Jambi, jambiaktual.co.id Mediasi antara Winda Irzalina dan anggota DPRD Provinsi Jambi dari Partai Keadilan Sejahtera (PKS), Rendra Ramadhan Usman, yang berlangsung di Mapolda Jambi pada Senin (14/7), kembali menemui jalan buntu. Polemik terkait hak asuh anak belum juga menemukan titik terang.
Dalam pertemuan yang difasilitasi oleh pihak kepolisian tersebut, Rendra melalui kuasa hukumnya bersikeras menawarkan skema hak asuh anak dibagi 15 hari bersama ayah dan 15 hari bersama ibu, dengan pembiayaan pun dibagi bergilir: 15 hari oleh Rendra dan sisanya oleh Winda.
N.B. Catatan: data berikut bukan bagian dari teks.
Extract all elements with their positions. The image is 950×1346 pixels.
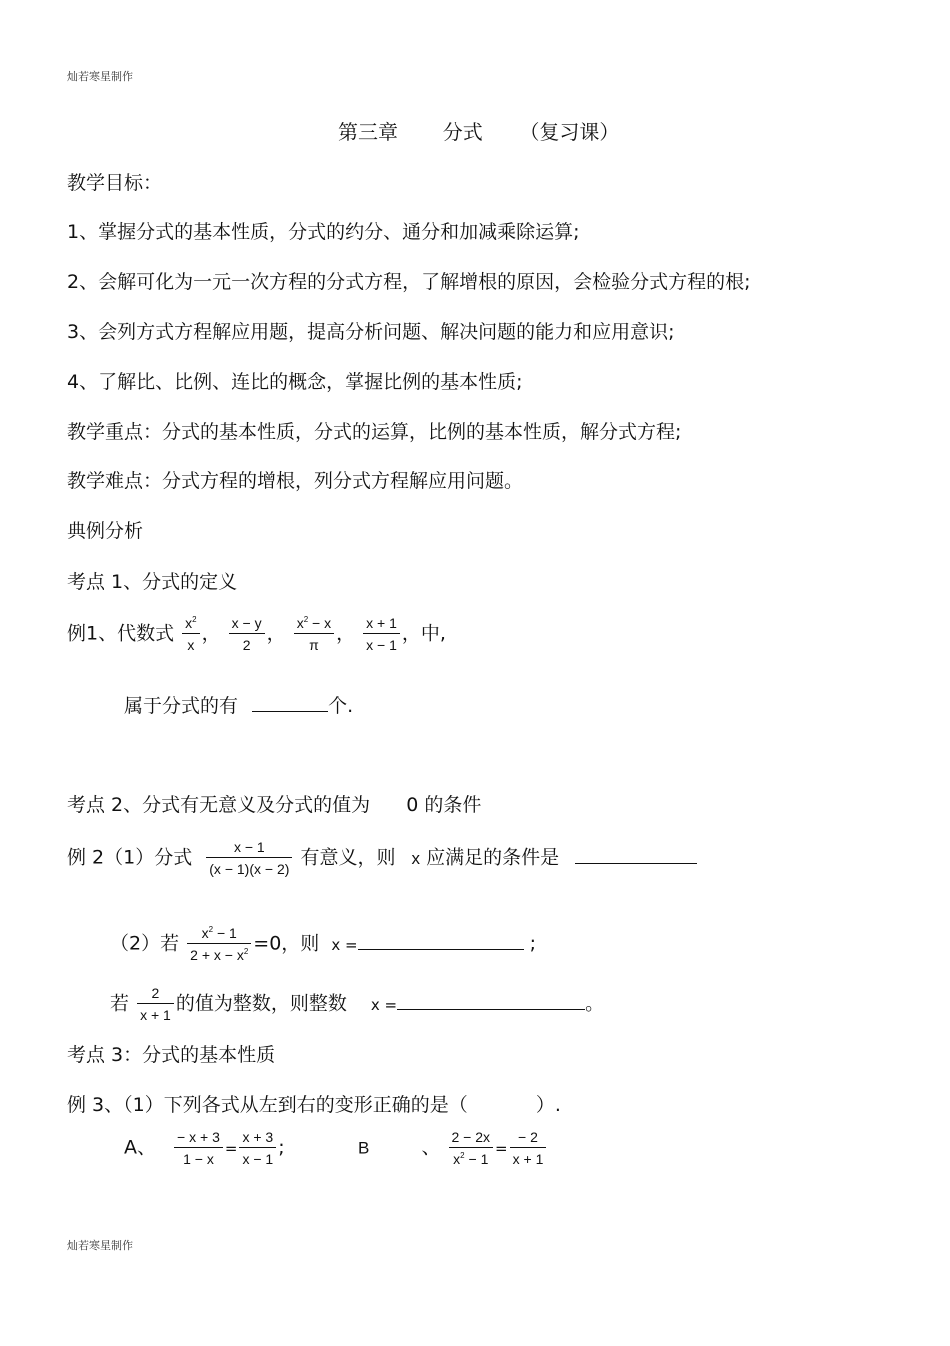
option-a-right-fraction: $\frac{x + 3}{x - 1}$ xyxy=(239,1130,276,1166)
page-title xyxy=(338,116,619,145)
footer-watermark: 灿若寒星制作 xyxy=(67,1239,133,1252)
example1-answer-blank[interactable] xyxy=(252,693,328,712)
example1-suffix: ，中, xyxy=(401,622,446,645)
example1-line: 例1、代数式 $\frac{x^2}{x}$ ， $\frac{x - y}{2}$ ， $\frac{x^2 - x}{\pi}$ ， $\frac{x + 1}{x - 1}$ ，中, xyxy=(67,615,446,653)
point3-heading: 考点 3：分式的基本性质 xyxy=(67,1044,276,1066)
example2c-line: 若 $\frac{2}{x + 1}$ 的值为整数，则整数 x = 。 xyxy=(110,985,605,1023)
example3-line: 例 3、（1）下列各式从左到右的变形正确的是（ ）. xyxy=(67,1094,561,1116)
difficult-points: 教学难点：分式方程的增根，列分式方程解应用问题。 xyxy=(67,470,524,492)
example2-line: 例 2（1）分式 $\frac{x - 1}{(x - 1)(x - 2)}$ 有意义，则 x 应满足的条件是 xyxy=(67,840,697,876)
objective-item-4: 4、了解比、比例、连比的概念，掌握比例的基本性质; xyxy=(67,371,523,393)
option-b: B 、 $\frac{2 - 2x}{x^2 - 1}$ = $\frac{- 2}{x + 1}$ xyxy=(358,1130,548,1166)
fraction-example2c: $\frac{2}{x + 1}$ xyxy=(137,986,174,1022)
example1-question: 属于分式的有 个. xyxy=(124,695,354,717)
key-points: 教学重点：分式的基本性质，分式的运算，比例的基本性质，解分式方程; xyxy=(67,421,682,443)
title-chapter: 第三章 xyxy=(338,120,398,144)
point1-heading: 考点 1、分式的定义 xyxy=(67,571,238,593)
fraction-x2-minus-x-over-pi: $\frac{x^2 - x}{\pi}$ xyxy=(294,616,334,652)
option-a: A、 $\frac{- x + 3}{1 - x}$ = $\frac{x + 3}{x - 1}$ ; xyxy=(124,1129,285,1167)
examples-heading: 典例分析 xyxy=(67,520,144,542)
example2b-answer-blank[interactable] xyxy=(358,931,524,950)
option-a-left-fraction: $\frac{- x + 3}{1 - x}$ xyxy=(174,1130,223,1166)
option-b-left-fraction: $\frac{2 - 2x}{x^2 - 1}$ xyxy=(449,1130,494,1166)
fraction-x-plus-1-over-x-minus-1: $\frac{x + 1}{x - 1}$ xyxy=(363,616,400,652)
fraction-example2b: $\frac{x^2 - 1}{2 + x - x^2}$ xyxy=(187,926,251,962)
point2-heading: 考点 2、分式有无意义及分式的值为 0 的条件 xyxy=(67,794,482,816)
example2-answer-blank[interactable] xyxy=(575,845,697,864)
fraction-x-minus-y-over-2: $\frac{x - y}{2}$ xyxy=(229,616,265,652)
example2c-answer-blank[interactable] xyxy=(397,991,585,1010)
objective-item-2: 2、会解可化为一元一次方程的分式方程，了解增根的原因，会检验分式方程的根; xyxy=(67,271,751,293)
objectives-heading: 教学目标： xyxy=(67,172,163,194)
example2b-line: （2）若 $\frac{x^2 - 1}{2 + x - x^2}$ =0，则 x = ; xyxy=(110,925,537,963)
objective-item-1: 1、掌握分式的基本性质，分式的约分、通分和加减乘除运算; xyxy=(67,221,580,243)
example1-label: 例1、代数式 xyxy=(67,622,175,645)
title-type: （复习课） xyxy=(519,120,620,144)
fraction-x2-over-x: $\frac{x^2}{x}$ xyxy=(182,616,199,652)
option-b-right-fraction: $\frac{- 2}{x + 1}$ xyxy=(510,1130,547,1166)
objective-item-3: 3、会列方式方程解应用题，提高分析问题、解决问题的能力和应用意识; xyxy=(67,321,675,343)
title-topic: 分式 xyxy=(442,120,483,144)
header-watermark: 灿若寒星制作 xyxy=(67,70,133,83)
fraction-example2: $\frac{x - 1}{(x - 1)(x - 2)}$ xyxy=(206,840,292,876)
Namun, Winda Irzalina dengan tegas menolak pola tersebut. Ia menilai sistem tersebut tidak hanya menyulitkan anak secara psikologis, tetapi juga tidak sejalan dengan norma hukum dan keadilan yang berlaku, khususnya bagi anak yang masih kecil dan membutuhkan sosok ibu secara utuh.
Sebagaimana ditegaskan dalam Pasal 105 Kompilasi Hukum Islam (KHI):
“Dalam hal terjadinya perceraian:
a. Pemeliharaan anak yang belum mumayyiz atau belum berumur 12 tahun adalah hak ibunya
b. Pemeliharaan anak yang sudah mumayyiz diserahkan kepada anak untuk memilih di antara ayah atau ibunya sebagai pemegang hak asuh
c. Biaya pemeliharaan ditanggung oleh ayah.”
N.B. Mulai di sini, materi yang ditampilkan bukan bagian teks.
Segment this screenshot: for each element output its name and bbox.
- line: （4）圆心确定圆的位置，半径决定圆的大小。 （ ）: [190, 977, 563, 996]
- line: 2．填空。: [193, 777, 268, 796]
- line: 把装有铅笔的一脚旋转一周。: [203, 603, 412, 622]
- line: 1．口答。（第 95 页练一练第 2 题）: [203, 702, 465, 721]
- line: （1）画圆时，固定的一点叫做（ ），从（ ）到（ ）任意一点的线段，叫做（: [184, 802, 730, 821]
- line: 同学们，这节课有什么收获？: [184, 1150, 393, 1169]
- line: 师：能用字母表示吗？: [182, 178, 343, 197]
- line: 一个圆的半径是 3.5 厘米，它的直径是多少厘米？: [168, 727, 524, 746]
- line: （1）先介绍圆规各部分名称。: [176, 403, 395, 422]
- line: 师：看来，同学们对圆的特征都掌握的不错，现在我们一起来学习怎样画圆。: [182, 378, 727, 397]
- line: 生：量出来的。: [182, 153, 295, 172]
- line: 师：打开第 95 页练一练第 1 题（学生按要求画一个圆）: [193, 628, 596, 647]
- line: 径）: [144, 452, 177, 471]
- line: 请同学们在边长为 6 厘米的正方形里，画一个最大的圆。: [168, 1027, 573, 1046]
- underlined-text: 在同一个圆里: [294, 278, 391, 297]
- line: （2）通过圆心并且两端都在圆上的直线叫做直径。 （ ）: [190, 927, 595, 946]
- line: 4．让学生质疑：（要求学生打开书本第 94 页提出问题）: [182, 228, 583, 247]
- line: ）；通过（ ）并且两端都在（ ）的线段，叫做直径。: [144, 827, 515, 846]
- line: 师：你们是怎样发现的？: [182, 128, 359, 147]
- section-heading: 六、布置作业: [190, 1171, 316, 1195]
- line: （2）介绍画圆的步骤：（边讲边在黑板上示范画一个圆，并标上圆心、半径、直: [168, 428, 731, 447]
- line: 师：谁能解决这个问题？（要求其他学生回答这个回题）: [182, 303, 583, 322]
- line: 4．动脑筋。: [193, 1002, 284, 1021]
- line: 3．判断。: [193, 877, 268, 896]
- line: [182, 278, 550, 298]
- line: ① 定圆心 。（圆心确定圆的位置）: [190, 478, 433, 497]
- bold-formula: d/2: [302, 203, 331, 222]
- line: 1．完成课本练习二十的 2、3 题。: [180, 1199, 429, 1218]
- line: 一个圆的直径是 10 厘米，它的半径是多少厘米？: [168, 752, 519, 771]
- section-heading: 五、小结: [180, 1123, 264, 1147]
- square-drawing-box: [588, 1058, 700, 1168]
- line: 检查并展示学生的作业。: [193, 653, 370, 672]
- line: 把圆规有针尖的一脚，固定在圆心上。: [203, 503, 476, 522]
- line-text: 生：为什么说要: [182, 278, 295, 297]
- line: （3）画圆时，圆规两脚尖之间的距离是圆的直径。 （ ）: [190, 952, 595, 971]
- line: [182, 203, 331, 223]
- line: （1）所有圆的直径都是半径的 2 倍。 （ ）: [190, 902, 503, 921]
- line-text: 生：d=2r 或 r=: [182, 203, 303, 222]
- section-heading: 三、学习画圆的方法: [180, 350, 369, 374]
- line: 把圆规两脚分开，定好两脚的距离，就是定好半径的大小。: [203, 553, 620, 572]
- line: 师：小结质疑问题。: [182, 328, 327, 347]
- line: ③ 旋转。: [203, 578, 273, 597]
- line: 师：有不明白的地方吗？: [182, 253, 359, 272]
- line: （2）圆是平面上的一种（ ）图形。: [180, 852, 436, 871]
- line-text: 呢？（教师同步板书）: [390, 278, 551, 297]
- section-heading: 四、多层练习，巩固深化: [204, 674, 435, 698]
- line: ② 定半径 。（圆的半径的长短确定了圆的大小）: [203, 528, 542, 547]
Dalam konteks ini, anak yang dimaksud masih berada dalam usia di bawah 12 tahun, sehingga secara hukum, hak asuh mutlak berada pada ibunya, Winda Irzalina. Sementara pembiayaan sepenuhnya seharusnya menjadi tanggung jawab ayah biologis, dalam hal ini Rendra Ramadhan Usman.
Winda juga menegaskan bahwa perjuangannya bukan semata demi dirinya, melainkan demi kenyamanan, stabilitas emosional, dan pertumbuhan anak yang sehat secara psikologis. “Saya hanya ingin anak saya hidup tenang, tidak dibolak-balik setiap 15 hari seperti barang titipan. Apalagi dia masih kecil dan sangat butuh pelukan ibunya,” ungkap Winda usai mediasi.
Keteguhan Winda didukung sejumlah aktivis perlindungan perempuan dan anak di Jambi yang menyayangkan sikap Rendra sebagai pejabat publik yang seharusnya menjadi contoh dalam menegakkan hukum, bukan mencari celah untuk menghindari tanggung jawab sebagai ayah.
Publik kini menantikan keberpihakan hukum dalam perkara ini. Apakah keadilan akan berpihak kepada hak-hak dasar anak dan ibunya, atau justru dikebiri oleh ego kekuasaan dan manipulasi aturan?